At this years Read for the Cure event in Toronto, I spoke of the importance of storytelling. I shared a tale about how a story a seamstress once told a doctor in the late 1800’s led to a breakthrough in modern medical research.
I posted a blog entry about my part in that story a few years ago, but I thought I’d repost it now, for those who might be new to my web site.
This was originally posted December 4, 2006
The year is 1895 and Pauline Gross, a young seamstress, is scared. Gross knows nothing about the double helix or the human-genome project—such medical triumphs are far in the future. But she does know about a nasty disease called cancer, and its running through her family. I’m healthy now, she reportedly confides to Dr. Aldred Warthin, a pathologist at the University of Michigan, but I fully expect to die an early death.
At the time, Gross’s prediction (she did indeed die young of cancer) was based solely on observation: family members had succumbed to colon and endometrial cancer; she would, too. Today, more than 100 years later, Gross’s relatives have a much more clinical option: genetic testing. With a simple blood test, they can peer into their own DNA, learning—while still perfectly healthy—whether they carry a hereditary gene mutation that has dogged their family for decades and puts them at serious risk. Ami McKay, 38, whose great-grandmother Tilly was Gross’s sister, decided she wanted to know for her children’s sake. In 2002, the answer came back: positive.
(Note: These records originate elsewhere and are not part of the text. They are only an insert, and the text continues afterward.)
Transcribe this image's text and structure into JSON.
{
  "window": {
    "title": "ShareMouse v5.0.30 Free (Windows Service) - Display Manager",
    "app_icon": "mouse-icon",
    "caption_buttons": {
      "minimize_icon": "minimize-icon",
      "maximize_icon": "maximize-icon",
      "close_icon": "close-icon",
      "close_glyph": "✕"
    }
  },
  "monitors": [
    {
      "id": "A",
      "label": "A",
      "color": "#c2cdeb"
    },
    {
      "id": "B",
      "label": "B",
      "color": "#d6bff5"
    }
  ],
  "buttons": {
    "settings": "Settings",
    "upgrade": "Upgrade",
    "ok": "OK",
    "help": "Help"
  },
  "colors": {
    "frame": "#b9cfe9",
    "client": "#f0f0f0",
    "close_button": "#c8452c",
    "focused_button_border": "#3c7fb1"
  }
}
It changes who you are, says McKay.
– from Peering into the Future, by Claudia Kalb, Newsweek, December 11, 2006
Tilly in the wedding dress that she and Pauline made.
A few years ago, I wrote and produced a radio documentary for the CBC called Daughter of Family G. The piece documented the path to my decision to undergo genetic testing and it has since re-aired on NPR satellite affiliates in the US.
Claudia Kalb heard the piece and sent me an email to let me know she was working on a year-end article for Newsweek that would deal with the real-life choices surrounding genetic testing. She had a big task ahead, interviewing families with histories of diseases such as colon cancer, Huntingtons, IVA, breast cancer, etc. When she asked me if I’d mind talking to her, I was more than happy to help.
It’s a timely article and I was glad to be able to give her a bit of perspective from my experiences. Speaking with her also reminded me how personal my original documentary was and how much my life has changed since then. I first started working on the doc. in September 2001 and I never could have imagined that I’d have traveled so far in such little time, both physically and emotionally. Long story short, (I’ll leave a link to the doc. at the end of the post if you want the long version…) peering into my DNA did indeed change me.
As you might imagine, it caused me to take an immediate inventory of my health…I became vigilant about making doctors appointments and setting up annual screenings. But the results also infused my life with a curious sort of fearlessness. I watched my mother battle colon cancer (not once, but twice) and wondered where her strength and courage had come from. Finding out that there’s an enormous potential for a battle of my own one day, I decided to tap into that vein of strength sooner rather than later. While I try not to feel that cancer is inevitable, I do feel that putting things off is no longer an option…this goes for everything in my life, especially my art, my writing.
That’s my great-grandmother in her wedding dress – a dress that she and her sister, Pauline fashioned together before Pauline died. They were part of a vibrant, well-known trio that also included another sister who was a milliner. Their skills as seamstresses were often in demand and that’s how Pauline came to know Dr. Aldred Warthin. He respected her artistry and her intelligence, and she felt compelled to confide in him her worries about her family’s medical history and her fate.
Pauline died before she reached the age of 30.
Whenever I think of hesitation, of saving my imagination for another day, I think of Pauline.
Share yourself – your soul, your hopes, your dreams, your stories – it can change lives and possibly the future.